04/03/2016 - 19:40
Em qualquer parte dos Estados Unidos, das agitadas metrópoles, como Nova York e Los Angeles, às pacatas cidades agrícolas do chamado Meio-Oeste, o clima entre os eleitores é um misto de euforia e consternação. Isso porque a chamada Super Tuesday (Super Terça, em português), o dia decisivo para as primárias presidenciais dos dois grandes partidos americanos, com eleições em 12 Estados, começou sob a sombra de uma acusação de racismo. O pré-candidato Donald Trump, o bilionário que passou de zebra para líder na corrida pela indicação do Partido Republicano, levou três dias para repudiar o apoio de David Duke, um ex-chefe da Ku Klux Klan (KKK).
A controvérsia já podia ser observada às 7h da manhã da terça-feira 1º. Os hóspedes de um hotel nos arredores de Los Angeles assistiam às discussões nos canais de notícias sobre o candidato e as previsões para a Super Terça, enquanto tomavam café da manhã. De frente para a tevê, um deles comentou: “Trump é louco”. Outro respondeu: “Ele não vai conseguir nenhum voto de negros e latinos, dessa forma”. Na tevê, Ron Paul, o ex-congressista que buscou a indicação republicana nas duas últimas eleições, representante da ala mais radical do seu partido, dizia na CNN: “A mídia plantou a controvérsia da KKK e agora isso virou o centro das discussões da Super Tuesday”.
Também reclamava das tendências autoritárias de Trump, que seria apenas um populista supernacionalista, não muito diferente do estilo centralizador da lady Hillary Clinton, a favorita para a indicação do Partido Democrata. No começo da noite, estava claro que nem mesmo os ataques de dentro de seu partido afetaram Trump. Ele acabou como o grande vencedor das primárias republicanas, e Hillary, das democratas. Trump venceu em sete estados, chamando especialmente a atenção por serem lugares com perfis de eleitores bastante diversos, como os sulistas Arkansas e Alabama, de um lado, e Vermont e Virginia, de outro.
Os seus rivais se saíram pior do que o esperado. O texano Ted Cruz venceu em três Estados, incluindo o Texas. Já o senador Marco Rubio, o favorito do establishment republicano, venceu apenas em Minnesota, considerado o Estado mais politizado do país. Já, do lado democrata, Hillary bateu Sanders com facilidade no voto das mulheres, dos latinos e dos negros, mas perdeu entre os homens brancos. É um dado que assusta os democratas. A imprensa e os analistas políticos discutiam duas teorias sobre o fenômeno Trump. Por um lado, ele estaria expandindo o número de eleitores do Partido Republicano, graças à sua personalidade, atraindo pessoas que não costumavam votar nas primárias.
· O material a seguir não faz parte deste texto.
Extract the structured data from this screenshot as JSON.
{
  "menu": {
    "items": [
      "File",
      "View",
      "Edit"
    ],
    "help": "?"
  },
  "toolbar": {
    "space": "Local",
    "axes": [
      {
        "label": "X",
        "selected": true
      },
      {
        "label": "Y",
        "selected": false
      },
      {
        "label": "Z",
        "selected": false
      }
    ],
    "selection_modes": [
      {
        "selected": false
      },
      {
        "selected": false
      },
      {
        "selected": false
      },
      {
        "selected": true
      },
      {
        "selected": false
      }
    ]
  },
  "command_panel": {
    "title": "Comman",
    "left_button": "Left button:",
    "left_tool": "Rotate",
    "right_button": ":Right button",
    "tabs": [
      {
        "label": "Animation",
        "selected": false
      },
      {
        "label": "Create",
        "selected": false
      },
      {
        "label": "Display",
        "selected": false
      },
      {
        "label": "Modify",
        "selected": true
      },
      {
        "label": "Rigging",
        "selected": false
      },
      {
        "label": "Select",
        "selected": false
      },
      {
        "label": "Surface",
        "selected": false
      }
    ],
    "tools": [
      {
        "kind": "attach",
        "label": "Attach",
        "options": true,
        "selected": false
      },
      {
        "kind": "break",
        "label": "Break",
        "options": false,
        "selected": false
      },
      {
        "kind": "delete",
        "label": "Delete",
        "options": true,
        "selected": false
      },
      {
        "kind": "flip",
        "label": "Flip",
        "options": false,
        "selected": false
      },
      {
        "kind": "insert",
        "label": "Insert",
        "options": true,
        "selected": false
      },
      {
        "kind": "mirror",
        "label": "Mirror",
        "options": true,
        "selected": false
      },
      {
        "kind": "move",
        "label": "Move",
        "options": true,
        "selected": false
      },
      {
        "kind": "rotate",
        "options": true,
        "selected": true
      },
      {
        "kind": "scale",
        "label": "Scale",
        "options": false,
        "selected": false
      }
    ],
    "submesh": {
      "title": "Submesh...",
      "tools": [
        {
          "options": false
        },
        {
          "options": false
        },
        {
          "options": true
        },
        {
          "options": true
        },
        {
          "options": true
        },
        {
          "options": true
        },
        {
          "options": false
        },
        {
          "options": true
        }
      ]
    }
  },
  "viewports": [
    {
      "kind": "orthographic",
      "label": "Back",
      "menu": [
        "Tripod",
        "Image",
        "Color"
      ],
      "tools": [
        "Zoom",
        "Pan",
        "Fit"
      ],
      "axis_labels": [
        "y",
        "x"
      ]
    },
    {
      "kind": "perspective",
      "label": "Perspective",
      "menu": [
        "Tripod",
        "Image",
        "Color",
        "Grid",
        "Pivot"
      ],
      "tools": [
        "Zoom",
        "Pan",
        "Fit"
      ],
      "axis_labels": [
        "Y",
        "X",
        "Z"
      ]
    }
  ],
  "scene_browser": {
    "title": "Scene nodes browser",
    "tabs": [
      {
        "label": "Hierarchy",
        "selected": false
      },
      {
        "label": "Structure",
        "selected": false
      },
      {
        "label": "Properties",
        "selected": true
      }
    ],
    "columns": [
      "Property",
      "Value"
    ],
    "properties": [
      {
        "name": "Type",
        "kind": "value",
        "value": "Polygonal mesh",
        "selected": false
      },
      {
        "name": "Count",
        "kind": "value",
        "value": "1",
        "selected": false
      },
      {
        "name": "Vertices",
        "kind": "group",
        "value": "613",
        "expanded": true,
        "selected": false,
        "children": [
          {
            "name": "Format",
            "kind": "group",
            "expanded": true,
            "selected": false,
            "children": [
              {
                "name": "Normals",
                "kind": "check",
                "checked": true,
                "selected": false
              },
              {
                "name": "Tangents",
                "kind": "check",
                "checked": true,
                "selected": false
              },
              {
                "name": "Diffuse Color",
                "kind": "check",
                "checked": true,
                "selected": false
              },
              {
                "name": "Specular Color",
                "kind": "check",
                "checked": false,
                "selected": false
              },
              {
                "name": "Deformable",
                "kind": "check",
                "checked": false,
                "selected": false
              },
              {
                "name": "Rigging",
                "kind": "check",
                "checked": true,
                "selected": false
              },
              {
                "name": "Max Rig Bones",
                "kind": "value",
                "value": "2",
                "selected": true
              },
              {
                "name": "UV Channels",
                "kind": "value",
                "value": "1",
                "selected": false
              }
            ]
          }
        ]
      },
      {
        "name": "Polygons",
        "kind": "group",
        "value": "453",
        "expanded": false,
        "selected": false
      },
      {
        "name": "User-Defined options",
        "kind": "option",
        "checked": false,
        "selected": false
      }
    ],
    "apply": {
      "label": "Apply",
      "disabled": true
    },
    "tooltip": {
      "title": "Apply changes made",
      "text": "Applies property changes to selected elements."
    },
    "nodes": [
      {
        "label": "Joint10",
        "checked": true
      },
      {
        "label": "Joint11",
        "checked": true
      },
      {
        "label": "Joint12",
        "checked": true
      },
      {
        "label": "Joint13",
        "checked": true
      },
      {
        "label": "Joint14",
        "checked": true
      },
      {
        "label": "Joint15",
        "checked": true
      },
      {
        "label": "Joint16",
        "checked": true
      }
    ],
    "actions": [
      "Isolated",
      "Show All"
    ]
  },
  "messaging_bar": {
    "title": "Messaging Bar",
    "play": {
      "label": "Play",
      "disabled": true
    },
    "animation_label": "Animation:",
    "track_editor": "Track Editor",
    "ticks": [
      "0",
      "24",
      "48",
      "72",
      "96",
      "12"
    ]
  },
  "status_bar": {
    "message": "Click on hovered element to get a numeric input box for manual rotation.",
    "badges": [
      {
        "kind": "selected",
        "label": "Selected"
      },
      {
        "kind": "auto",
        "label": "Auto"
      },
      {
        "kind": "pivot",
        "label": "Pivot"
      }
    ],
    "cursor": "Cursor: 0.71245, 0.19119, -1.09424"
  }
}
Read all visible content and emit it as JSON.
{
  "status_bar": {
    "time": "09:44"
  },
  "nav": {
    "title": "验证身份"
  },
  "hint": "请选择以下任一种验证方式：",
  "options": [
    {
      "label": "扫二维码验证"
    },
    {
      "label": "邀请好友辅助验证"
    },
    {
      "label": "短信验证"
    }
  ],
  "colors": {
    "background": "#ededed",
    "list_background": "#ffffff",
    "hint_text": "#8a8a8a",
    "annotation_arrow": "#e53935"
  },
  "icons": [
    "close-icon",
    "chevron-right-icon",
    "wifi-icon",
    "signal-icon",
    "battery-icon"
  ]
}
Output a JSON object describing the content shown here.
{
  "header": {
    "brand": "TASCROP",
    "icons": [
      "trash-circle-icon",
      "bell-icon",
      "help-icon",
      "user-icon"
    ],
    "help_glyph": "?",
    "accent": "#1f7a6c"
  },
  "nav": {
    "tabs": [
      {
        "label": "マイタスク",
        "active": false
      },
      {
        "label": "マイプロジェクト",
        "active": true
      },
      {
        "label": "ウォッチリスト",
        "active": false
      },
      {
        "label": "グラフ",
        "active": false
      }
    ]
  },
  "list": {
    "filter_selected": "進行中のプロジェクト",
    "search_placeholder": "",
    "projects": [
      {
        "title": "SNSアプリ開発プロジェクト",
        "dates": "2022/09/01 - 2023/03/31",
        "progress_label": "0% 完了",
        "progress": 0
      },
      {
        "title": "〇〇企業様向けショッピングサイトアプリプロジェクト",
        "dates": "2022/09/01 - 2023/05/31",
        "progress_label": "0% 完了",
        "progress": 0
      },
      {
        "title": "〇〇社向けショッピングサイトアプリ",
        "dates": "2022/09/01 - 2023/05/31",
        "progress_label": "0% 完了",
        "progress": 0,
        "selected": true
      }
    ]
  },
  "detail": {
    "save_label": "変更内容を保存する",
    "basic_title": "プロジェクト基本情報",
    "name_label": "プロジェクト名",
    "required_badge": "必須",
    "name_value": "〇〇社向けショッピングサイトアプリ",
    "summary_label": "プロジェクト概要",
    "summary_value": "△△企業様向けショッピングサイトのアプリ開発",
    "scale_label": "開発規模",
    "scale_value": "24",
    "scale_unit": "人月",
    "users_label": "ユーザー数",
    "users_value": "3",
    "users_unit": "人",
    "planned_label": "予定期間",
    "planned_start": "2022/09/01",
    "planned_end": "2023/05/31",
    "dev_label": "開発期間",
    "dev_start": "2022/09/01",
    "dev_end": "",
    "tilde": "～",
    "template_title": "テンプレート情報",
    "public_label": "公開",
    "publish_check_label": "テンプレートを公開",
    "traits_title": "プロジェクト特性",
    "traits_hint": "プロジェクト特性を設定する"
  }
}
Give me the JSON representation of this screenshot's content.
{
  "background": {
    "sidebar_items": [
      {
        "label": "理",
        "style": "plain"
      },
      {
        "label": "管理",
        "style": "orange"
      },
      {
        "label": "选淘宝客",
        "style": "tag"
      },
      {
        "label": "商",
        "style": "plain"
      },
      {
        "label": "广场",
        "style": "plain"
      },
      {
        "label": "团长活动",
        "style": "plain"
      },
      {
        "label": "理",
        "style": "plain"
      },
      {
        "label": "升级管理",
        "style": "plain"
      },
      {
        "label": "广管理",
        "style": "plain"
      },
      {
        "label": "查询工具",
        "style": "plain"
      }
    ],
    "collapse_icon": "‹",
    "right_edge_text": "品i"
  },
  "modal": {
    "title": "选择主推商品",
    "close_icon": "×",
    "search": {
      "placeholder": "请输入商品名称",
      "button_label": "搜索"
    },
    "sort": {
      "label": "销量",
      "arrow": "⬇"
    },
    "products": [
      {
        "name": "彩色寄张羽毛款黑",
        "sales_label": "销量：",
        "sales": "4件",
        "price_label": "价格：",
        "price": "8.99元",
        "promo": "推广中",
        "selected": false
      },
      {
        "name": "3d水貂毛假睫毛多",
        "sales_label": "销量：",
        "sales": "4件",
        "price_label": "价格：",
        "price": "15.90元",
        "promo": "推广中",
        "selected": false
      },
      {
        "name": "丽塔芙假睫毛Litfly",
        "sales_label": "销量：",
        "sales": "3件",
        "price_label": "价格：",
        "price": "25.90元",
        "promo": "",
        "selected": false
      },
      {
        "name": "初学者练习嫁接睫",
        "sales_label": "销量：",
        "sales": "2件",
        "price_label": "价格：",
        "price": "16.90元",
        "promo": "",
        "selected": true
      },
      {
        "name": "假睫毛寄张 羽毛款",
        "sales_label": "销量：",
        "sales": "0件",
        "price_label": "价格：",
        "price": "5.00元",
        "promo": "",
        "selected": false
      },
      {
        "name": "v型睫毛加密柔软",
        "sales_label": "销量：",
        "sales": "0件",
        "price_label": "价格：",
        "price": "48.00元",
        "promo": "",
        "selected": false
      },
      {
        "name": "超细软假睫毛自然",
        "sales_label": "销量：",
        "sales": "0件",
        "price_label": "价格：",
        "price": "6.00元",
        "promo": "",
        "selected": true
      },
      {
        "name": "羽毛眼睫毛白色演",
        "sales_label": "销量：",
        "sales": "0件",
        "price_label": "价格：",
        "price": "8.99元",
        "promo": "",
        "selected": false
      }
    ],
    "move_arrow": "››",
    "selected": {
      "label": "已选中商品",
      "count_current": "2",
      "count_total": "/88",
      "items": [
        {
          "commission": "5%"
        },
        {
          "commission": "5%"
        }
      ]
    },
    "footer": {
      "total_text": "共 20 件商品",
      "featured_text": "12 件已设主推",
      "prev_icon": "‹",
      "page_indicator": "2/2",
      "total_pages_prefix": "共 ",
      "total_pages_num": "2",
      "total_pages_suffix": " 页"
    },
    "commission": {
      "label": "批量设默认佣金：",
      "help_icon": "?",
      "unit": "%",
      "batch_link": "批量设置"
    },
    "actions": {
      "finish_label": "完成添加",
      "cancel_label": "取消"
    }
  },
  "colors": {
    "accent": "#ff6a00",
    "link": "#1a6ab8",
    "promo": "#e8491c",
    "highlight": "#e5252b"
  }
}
A segunda visão, mais propagada, é a de que Trump estaria prestes a quebrar o Partido Republicano ao meio. Naquela noite, num popular bar de Amarillo, no Texas, havia menos empolgação com os prospectos de Cruz, o favorito local, do que com o jogo do Golden State Warriors, o atual campeão da NBA, a principal liga de basquete. “É de se compreender o porquê das pessoas que vivem próximas da fronteira com o México estarem apoiando as propostas de Trump de construir um muro para evitar a chegada de imigrantes”, dizia a garçonete Ashley Remoff.
Uma pesquisa divulgada na terça-feira mostrou que o sentimento de 44% dos republicanos é de raiva com o governo atual. Considerando o desempenho de Cruz e Rubio, parece que nenhum candidato republicano conseguirá deter Trump. “Sendo realista, a saída será barrar Trump, não mais vencê-lo”, disse Ben Ginsberg, advogado e conselheiro dos republicanos. “Pode haver uma tentativa de organizar um cerco aos delegados em 40 dos 50 Estados, para que mudem seus votos.”
Se Trump não conseguir uma vitória por ampla margem, o partido pode pedir uma segunda votação. Nesse caso, os delegados dos Estados ficam livres para votar em quem quiserem, sem levar em conta o desejo dos eleitores das primárias. “Nunca ninguém viu isso acontecer”, afirmou Ginsberg. “Mas também nunca tinha acontecido uma recontagem de votos para presidente”, como ocorreu na eleição de George W. Bush, em 2000. Pode ser a única saída para o Partido Republicano se manter de pé depois do furacão Trump.